Lei “contra o terrorismo”: por que é possível evitar
Ceará,
junho de 2013. Aposentado encara tropa de choque durante protestos.
Mobilizações seriam “atos de terror”?
Cresce
consciência de que projeto é desnecessário — e pode restringir liberdades e
mobilizações sociais. Debate será retomado no Senado semana que vem
A enorme
pressão dos setores mais conservadores da sociedade para a aprovação de uma
“lei antiterror” (leia texto rancoroso do jornalista Reynaldo Azevedo) encontrou
ontem um obstáculo. Repercutiram no Senado, onde tramita a proposta relativa ao
tema (PLS 449 / 2013), as críticas que, originárias de juristas
preocupados em garantir a liberdade de manifestação, foram difundidas pelas
redes sociais. A votação, que estava prevista para ontem, foi adiada para a próxima semana. Ficaram mais claras as
diversas posições existentes no Congresso.
Os senadores
mais claramente favoráveis à votação da nova lei são Aloysio Nunes (PSDB-SP) e
Romero Jucá (PMDB-RR). Eles ecoam uma tese apelativa formulada por Reynaldo
Azevedo, para quem o país precisa da nova norma, “ou a Copa do Mundo corre o
risco de se encontrar com o caos”. Já os dois senadores do PT — Paulo Paim (RS)

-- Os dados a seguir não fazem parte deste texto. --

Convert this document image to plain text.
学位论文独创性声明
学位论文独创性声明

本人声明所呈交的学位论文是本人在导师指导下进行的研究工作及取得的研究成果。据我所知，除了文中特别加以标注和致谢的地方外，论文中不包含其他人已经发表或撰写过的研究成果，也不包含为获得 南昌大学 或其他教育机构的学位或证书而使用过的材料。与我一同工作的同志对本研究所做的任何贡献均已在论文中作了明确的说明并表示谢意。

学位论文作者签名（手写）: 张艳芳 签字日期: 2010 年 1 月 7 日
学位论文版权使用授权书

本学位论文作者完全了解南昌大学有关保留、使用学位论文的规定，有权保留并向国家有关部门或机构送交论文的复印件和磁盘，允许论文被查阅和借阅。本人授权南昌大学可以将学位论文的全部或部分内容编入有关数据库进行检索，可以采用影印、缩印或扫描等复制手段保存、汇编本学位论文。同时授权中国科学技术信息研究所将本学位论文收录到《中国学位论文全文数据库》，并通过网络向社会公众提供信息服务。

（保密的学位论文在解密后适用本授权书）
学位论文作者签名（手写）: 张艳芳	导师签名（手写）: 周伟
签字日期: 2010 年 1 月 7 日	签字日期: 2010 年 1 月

e Jorge Viana (AC) –, que atraíram os holofotes da mídia na véspera, ao
defenderem votação imediata do projeto, recuaram parcialmente. Continuam
defendendo a suposta importância da lei, mas afirmam que ela precisa garantir
de forma explícita, em seu texto, que não haverá restrições à liberdade da
manifestação. Viana chegou a declarar, ontem, que “se houver este risco, é melhor não
ter lei”. Uma posição ainda mais clara, contra o projeto, foi manifestada pelos
líderes do PT, Humberto Costa, e PSOL, Randolfe Rodrigues. O petista postou, em
seu twitter:
“Acabo de sair da reunião de líderes. No PT, cremos que esse projeto contra
terrorismo é muito amplo e pode criminalizar movimentos sociais”. Randolfe foi
ainda diretíssimo. ”Eu não sei o que pode vir de uma lei que quer,
claramente, tipificar movimento sociais como terroristas”, disse este último.
Sua posição
coincide com o que pensam advogados que atuam com os movimentos sociais.

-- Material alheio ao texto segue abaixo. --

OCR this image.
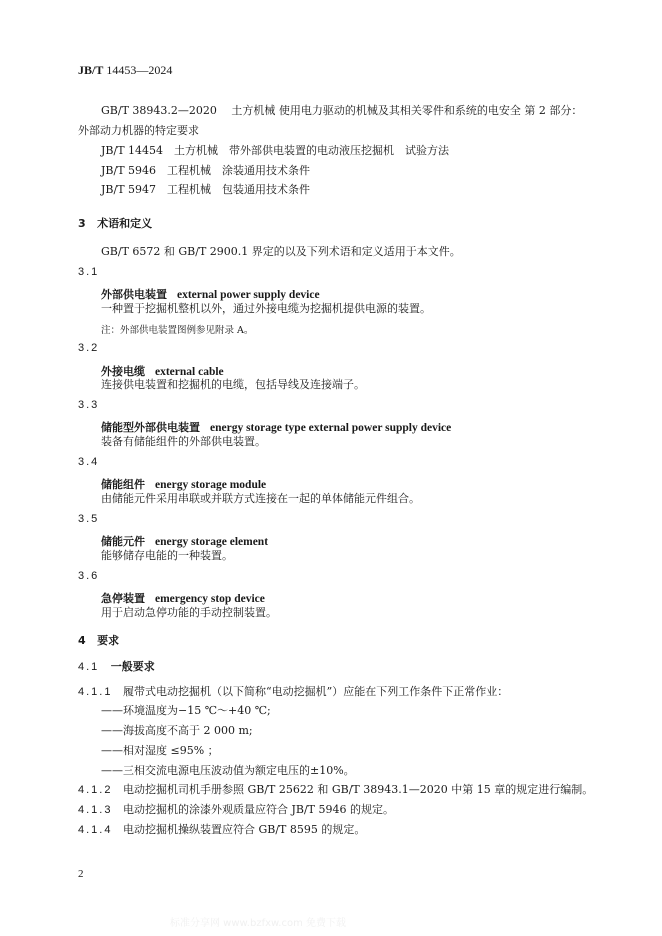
JB/T 14453—2024
GB/T 38943.2—2020　 土方机械 使用电力驱动的机械及其相关零件和系统的电安全 第 2 部分：
外部动力机器的特定要求
JB/T 14454　土方机械　带外部供电装置的电动液压挖掘机　试验方法
JB/T 5946　工程机械　涂装通用技术条件
JB/T 5947　工程机械　包装通用技术条件
3 术语和定义
GB/T 6572 和 GB/T 2900.1 界定的以及下列术语和定义适用于本文件。
3.1
外部供电装置 external power supply device
一种置于挖掘机整机以外，通过外接电缆为挖掘机提供电源的装置。
注：外部供电装置图例参见附录 A。
3.2
外接电缆 external cable
连接供电装置和挖掘机的电缆，包括导线及连接端子。
3.3
储能型外部供电装置 energy storage type external power supply device
装备有储能组件的外部供电装置。
3.4
储能组件 energy storage module
由储能元件采用串联或并联方式连接在一起的单体储能元件组合。
3.5
储能元件 energy storage element
能够储存电能的一种装置。
3.6
急停装置 emergency stop device
用于启动急停功能的手动控制装置。
4 要求
4.1 一般要求
4.1.1 履带式电动挖掘机（以下简称“电动挖掘机”）应能在下列工作条件下正常作业：
——环境温度为−15 ℃～+40 ℃;
——海拔高度不高于 2 000 m;
——相对湿度 ≤95% ；
——三相交流电源电压波动值为额定电压的±10%。
4.1.2 电动挖掘机司机手册参照 GB/T 25622 和 GB/T 38943.1—2020 中第 15 章的规定进行编制。
4.1.3 电动挖掘机的涂漆外观质量应符合 JB/T 5946 的规定。
4.1.4 电动挖掘机操纵装置应符合 GB/T 8595 的规定。
2
标准分享网 www.bzfxw.com 免费下载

Juliana Brito, que assessora os Comitês Populares contra a Copa, é uma delas.
Ela lembrou que já há na legislação atual,
dispositivos que permitem punir os autores de crimes previstos no PL 449 — como
homicídio, destruição de patrimônio, emprego de explosivo e muitos outros. Mas
advertiu: o projeto de “lei antiterror” está redigido de forma especialmente
genérica e vaga, de modo a permitir amplo enquadramento — inclusive de
manifestantes. Por exemplo: segundo o texto, “terrorismo”, punível com penas de
15 a 30 anos de prisão, é “provocar ou infundir terror ou pânico generalizado
mediante ofensa ou tentativa de ofensa à vida, à integridade física ou à saúde
ou à privação da liberdade da pessoa”. Juliana questiona: “É muito abstrato. Podemos compreender
então que uma matéria [jornalística] distorcendo a realidade pode espalhar o
terror ou o pânico, e aí a empresa responsável também seria enquadrada?”
Apoiando-se
nos mesmos argumentos de Juliana, o jurista Pedro Abramovay escreveu ontem uma carta ao senador Jorge
Viana (PT-AC), de quem se diz “um grande admirador”. Abramovay analisa o tema a
partir do cenário internacional e das inúmeras legislações “antiterror”
adotadas após o 11 de setembro. Ele lembra: “O mundo viveu uma onda de
legislação antiterrorista após os atentados de 11 de setembro. Penas altíssimas.
Países que não tinham nenhum problema com terrorismo passaram a aprovar
legislações duras, flexibilizando direitos, criando noções bastante amplas do
que vem a ser terrorismo. O resultado foi trágico. De Guantánamo aos
centros de tortura espalhados pelo mundo. De grampos generalizados a
perseguições a adversários políticos. A justificativa da luta contra o
terrorismo deixou o mundo hoje um lugar menos livre. Os valores democráticos
estão mais frágeis. E o mundo não está necessariamente mais seguro.”
O adiamento
da votação no Senado, e as hesitações dos parlamentares que se mostraram mais
afoitos em defender a nova lei são um ótimo sinal. Parece claro que há uma
brecha para evitar o retrocesso. Dependerá, é provável, de repercutir mais
amplamente argumentos como os de Juliana Brito e Pedro Abramovay — e de
produzir mobilização em torno deles.